Wednesday, August 08, 2018

. . . ETHNIC CLEANSING THAT'S CONVENIENT [The Serbs in Croatia] / By Charles Krauthammer / "The Washington Post" August 11, 1995

Charles Krauthammer

The Washington Post
Charles Krauthammer
August 11, 1995


This week in four days [in August 1995] of blitzkrieg by the Croatian army, 150,000 Serbs living in the Krajina region of Croatia were ethnically cleansed, sent running for their lives to Bosnia and Serbia.

In the face of what U.N. observers in Croatia call the largest instance of ethnic cleansing in the entire Balkan wars, where were the moralists who for years have been so loudly decrying the ethnic cleansing of Bosnia's Muslims? Where were the cries for blood, the demand for arms, the call to action on behalf of today's pitiful victims? Where were the columnists, the senators, the other posturers who excoriate the West for standing by when Bosnian Muslims are victimized and are silent when the victim of the day is Serb?

On vacation, I suppose. The plight of the Krajina Serbs will be addressed just as soon as they return from the Hamptons.

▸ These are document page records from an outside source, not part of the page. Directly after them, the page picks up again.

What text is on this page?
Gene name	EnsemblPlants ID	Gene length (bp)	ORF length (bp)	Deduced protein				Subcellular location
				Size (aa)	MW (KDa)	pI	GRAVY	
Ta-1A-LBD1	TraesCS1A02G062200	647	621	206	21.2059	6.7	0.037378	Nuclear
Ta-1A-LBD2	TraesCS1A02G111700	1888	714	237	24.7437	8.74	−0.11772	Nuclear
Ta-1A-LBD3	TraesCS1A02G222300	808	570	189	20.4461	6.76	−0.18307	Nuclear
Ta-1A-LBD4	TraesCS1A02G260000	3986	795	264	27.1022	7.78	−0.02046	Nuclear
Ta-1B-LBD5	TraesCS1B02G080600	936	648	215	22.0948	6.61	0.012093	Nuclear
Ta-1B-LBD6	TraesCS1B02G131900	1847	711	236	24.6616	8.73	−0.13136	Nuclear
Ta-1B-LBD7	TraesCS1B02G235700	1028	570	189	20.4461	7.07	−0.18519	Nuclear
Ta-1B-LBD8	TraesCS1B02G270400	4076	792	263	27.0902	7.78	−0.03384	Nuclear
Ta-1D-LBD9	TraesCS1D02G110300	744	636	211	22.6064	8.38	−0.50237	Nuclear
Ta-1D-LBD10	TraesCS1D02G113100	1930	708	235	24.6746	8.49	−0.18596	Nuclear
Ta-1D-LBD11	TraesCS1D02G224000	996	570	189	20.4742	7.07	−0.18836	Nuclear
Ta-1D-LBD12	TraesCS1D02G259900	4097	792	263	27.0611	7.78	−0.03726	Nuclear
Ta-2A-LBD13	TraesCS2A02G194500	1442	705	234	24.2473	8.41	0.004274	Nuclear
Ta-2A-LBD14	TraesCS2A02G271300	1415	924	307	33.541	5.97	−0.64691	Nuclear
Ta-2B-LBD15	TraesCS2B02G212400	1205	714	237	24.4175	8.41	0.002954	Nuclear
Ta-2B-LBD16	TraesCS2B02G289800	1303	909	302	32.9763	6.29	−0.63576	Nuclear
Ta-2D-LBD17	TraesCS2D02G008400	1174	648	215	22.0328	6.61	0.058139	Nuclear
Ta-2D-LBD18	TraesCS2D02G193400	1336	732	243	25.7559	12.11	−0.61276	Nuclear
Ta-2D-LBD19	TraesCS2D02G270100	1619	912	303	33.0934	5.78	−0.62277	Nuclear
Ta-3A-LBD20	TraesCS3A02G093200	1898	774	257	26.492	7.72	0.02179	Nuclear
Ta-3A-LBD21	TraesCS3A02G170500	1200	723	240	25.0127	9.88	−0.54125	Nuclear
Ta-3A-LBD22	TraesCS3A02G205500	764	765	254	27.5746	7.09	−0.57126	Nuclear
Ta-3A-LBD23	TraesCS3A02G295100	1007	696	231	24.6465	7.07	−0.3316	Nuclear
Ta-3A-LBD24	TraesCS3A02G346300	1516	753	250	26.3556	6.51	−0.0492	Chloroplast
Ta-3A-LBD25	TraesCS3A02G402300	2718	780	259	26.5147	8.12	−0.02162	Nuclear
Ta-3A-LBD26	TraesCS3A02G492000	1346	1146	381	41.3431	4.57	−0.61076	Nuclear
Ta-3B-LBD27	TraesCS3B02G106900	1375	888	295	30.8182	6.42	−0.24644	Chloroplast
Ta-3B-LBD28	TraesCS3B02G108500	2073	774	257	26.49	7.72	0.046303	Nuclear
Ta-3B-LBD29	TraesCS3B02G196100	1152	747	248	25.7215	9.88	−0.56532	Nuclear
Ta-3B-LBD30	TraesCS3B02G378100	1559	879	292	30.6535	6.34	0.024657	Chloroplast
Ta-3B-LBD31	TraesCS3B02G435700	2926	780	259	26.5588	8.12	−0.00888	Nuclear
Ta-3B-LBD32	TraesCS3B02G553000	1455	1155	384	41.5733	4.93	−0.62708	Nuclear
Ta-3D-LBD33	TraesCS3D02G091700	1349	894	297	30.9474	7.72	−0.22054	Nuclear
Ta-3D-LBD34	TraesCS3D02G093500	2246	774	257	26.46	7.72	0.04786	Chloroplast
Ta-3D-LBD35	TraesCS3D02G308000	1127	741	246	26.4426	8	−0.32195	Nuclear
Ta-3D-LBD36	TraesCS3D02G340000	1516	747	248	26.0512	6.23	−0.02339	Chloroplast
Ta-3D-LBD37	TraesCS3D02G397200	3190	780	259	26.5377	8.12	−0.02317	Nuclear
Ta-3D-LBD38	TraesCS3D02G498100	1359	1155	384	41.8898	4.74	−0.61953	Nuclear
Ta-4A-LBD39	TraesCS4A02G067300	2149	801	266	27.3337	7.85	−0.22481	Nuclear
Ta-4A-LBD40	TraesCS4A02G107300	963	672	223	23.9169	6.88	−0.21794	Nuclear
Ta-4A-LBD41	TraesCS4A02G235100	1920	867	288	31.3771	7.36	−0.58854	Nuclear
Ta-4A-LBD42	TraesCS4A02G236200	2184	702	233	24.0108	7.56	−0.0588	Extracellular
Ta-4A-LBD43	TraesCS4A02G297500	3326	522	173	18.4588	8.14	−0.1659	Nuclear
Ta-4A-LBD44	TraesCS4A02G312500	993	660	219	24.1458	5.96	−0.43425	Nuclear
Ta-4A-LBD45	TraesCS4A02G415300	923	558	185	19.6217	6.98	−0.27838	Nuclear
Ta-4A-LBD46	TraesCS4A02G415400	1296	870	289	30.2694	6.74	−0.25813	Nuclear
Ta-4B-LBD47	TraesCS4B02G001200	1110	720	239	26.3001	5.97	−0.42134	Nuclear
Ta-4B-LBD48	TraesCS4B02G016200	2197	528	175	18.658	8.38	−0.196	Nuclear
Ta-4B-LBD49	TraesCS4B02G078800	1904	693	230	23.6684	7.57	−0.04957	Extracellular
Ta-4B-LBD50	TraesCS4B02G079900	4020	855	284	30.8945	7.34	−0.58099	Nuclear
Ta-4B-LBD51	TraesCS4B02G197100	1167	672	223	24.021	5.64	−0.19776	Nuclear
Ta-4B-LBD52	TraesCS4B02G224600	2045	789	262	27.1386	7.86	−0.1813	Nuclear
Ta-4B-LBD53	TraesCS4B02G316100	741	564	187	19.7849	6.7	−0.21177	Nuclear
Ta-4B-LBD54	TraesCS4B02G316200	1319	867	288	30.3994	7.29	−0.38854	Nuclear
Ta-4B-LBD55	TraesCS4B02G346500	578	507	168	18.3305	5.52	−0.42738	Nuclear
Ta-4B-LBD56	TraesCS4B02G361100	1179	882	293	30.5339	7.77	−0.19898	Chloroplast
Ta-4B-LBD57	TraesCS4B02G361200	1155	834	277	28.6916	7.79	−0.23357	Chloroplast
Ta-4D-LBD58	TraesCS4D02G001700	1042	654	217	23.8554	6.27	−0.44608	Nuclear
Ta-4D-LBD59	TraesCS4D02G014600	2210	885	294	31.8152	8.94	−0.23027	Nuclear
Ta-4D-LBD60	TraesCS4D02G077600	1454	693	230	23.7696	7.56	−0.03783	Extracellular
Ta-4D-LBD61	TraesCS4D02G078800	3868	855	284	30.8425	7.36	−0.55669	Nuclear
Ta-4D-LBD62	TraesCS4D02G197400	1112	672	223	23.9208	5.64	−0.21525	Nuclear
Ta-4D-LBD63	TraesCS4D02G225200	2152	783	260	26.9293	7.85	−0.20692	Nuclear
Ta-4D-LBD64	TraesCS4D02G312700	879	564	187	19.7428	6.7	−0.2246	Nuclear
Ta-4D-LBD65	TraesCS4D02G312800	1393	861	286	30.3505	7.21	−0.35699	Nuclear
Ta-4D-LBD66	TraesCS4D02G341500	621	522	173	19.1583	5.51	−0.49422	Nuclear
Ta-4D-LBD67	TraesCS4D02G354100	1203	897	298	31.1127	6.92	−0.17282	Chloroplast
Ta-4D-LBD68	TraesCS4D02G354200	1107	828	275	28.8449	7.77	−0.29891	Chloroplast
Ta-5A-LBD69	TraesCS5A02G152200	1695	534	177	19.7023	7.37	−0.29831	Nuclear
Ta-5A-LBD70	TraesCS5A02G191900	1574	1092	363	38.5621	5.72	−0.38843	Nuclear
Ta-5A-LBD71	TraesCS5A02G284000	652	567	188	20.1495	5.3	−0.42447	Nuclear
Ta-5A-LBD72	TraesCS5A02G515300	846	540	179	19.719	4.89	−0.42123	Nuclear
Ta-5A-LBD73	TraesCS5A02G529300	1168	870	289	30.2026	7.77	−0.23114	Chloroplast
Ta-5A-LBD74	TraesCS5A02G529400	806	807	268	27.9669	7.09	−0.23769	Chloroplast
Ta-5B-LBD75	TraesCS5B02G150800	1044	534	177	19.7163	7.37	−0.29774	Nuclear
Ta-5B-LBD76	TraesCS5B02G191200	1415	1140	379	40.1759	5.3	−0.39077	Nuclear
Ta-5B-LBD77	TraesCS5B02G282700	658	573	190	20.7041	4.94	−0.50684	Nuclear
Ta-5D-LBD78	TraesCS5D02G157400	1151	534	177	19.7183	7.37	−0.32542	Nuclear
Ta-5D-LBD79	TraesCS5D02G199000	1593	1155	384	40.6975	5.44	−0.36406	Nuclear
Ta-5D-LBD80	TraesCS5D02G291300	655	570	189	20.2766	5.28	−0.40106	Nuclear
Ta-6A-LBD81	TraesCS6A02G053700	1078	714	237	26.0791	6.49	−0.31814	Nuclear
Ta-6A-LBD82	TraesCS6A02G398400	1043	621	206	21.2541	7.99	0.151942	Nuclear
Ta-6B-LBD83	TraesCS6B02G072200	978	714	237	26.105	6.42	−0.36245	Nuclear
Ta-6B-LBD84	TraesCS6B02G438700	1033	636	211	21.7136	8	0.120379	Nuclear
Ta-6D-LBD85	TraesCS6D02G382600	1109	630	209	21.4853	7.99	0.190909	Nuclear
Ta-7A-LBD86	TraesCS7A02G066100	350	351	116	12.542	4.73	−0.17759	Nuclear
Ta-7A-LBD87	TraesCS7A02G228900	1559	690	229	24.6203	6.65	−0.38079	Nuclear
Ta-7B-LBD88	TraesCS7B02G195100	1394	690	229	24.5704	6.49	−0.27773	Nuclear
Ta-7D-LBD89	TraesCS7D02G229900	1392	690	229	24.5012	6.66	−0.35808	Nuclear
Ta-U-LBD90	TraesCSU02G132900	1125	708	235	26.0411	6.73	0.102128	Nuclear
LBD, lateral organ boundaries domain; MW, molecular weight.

Meanwhile 150,000 people are expelled from their homes. Why no anguish over the fall of Krajina, a region the Serbs have inhabited for 500 years, longer than we have inhabited North America? The reason for the deathly silence is the unspoken feeling that, well, the Serbs had it coming: Look at what the Serbs have done to the Muslims in Bosnia. What goes around comes around.

The Serbs? Which Serbs? Most Krajina Serbs had nothing to do with the war in Bosnia, let alone with the atrocities committed there by other Serbs. How, in particular, are the women and children and old people of Krajina -- now terrorized, displaced and universally unlamented -- responsible for the suffering of Sarajevo?

And what was the great crime of the menfolk, for which expulsion is now tacitly considered fit punishment? Yes, they did form a breakaway state within Croatia. Yes, when Croatia itself broke away from Yugoslavia in 1991, they did precipitate a war of independence within Croatia.

But they went to war for good reason. They did not want to live under a people that had massacred their parents. The Croatian state they rebelled against had, from its inception in 1991, adopted many of the symbols -- the coat of arms, the kuma (the Croatian currency) -- and much of the authoritarianism of the first Croatian state, the notorious Nazi puppet state of World War II, a genocidal state with Nuremberg Laws, concentration camps and a monstrous record of ethnic extermination that included the murder of hundreds of thousands of Serbs. (Present-day Bosnia, by the way, was part of that Nazi puppet state, which helps explain why Bosnia's Serbs have demanded independence too.)

The Serbs of Krajina had every reason to fear falling under Croatian sovereignty again. And this week, of course, their fears were borne out. The Croats shelled Serb villages and towns before advancing their armies, thereby terrorizing the population to flight. And once they fled, report U.N. observers in Croatia, refugees were indiscriminately shot at.

Where are the protests? Not only are there no protests, but the government of the United States (and Germany, Croatia's one-time patron) has quietly applauded the Croatian blitzkrieg.

The reason is a simple Realpolitik. This atrocity is a convenient one. It fixes the map. It solves Croatia's Serb problem. It neatly cleanses the Croatian state. It removes an ethnic pocket trapped by history and Tito's maliciously drawn (now internationally recognized) Yugoslav borders. This ethnic cleansing, President Clinton and his aides have indicated quite candidly, might make a Balkan settlement more possible.

Well then. It seems we have a new moral calculus for former Yugoslavia: Ethnic cleansing will be tolerated if it might help end the war. This is the logic: (1) The paramount moral imperative in former Yugoslavia is to end the fighting. (2) Given the history of these three peoples -- Serb, Croat and Muslim -- the only way to end it is by grouping ethnic populations within contiguous lines. (3) We don't care which lines so long as they separate the groups within reasonably defensible territory. And (4) if people -- 150,000 Krajina Serbs, for example -- need to be ethnically cleansed, so be it.

The Bosnia moralists -- those who denounce our refusal to help Bosnia's Muslims -- have long objected to such cold and cynical logic. Given their hypocrisy regarding the Krajina Serbs, however, it is hard to see how they can maintain their objection. There is either one moral standard regarding ethnic cleansing or none. There cannot be two.

Perhaps shame over the fate of the Krajina Serbs will now inject a note of realism into the overheated American debate about Bosnia. Perhaps it will put an end to the moral preening of those, who, in order to encourage American intervention, have played on Muslim victimhood exclusively, grotesquely invoking the Holocaust to create a morality play in which the Serbs are the Nazis and the Muslims are the Jews.

There are are many sides to the conflict in former Yugoslavia, and, both past and present, more than one victim.

Charles Krauthammer wrote a weekly political column that ran on Fridays. He died on June 21, 2018.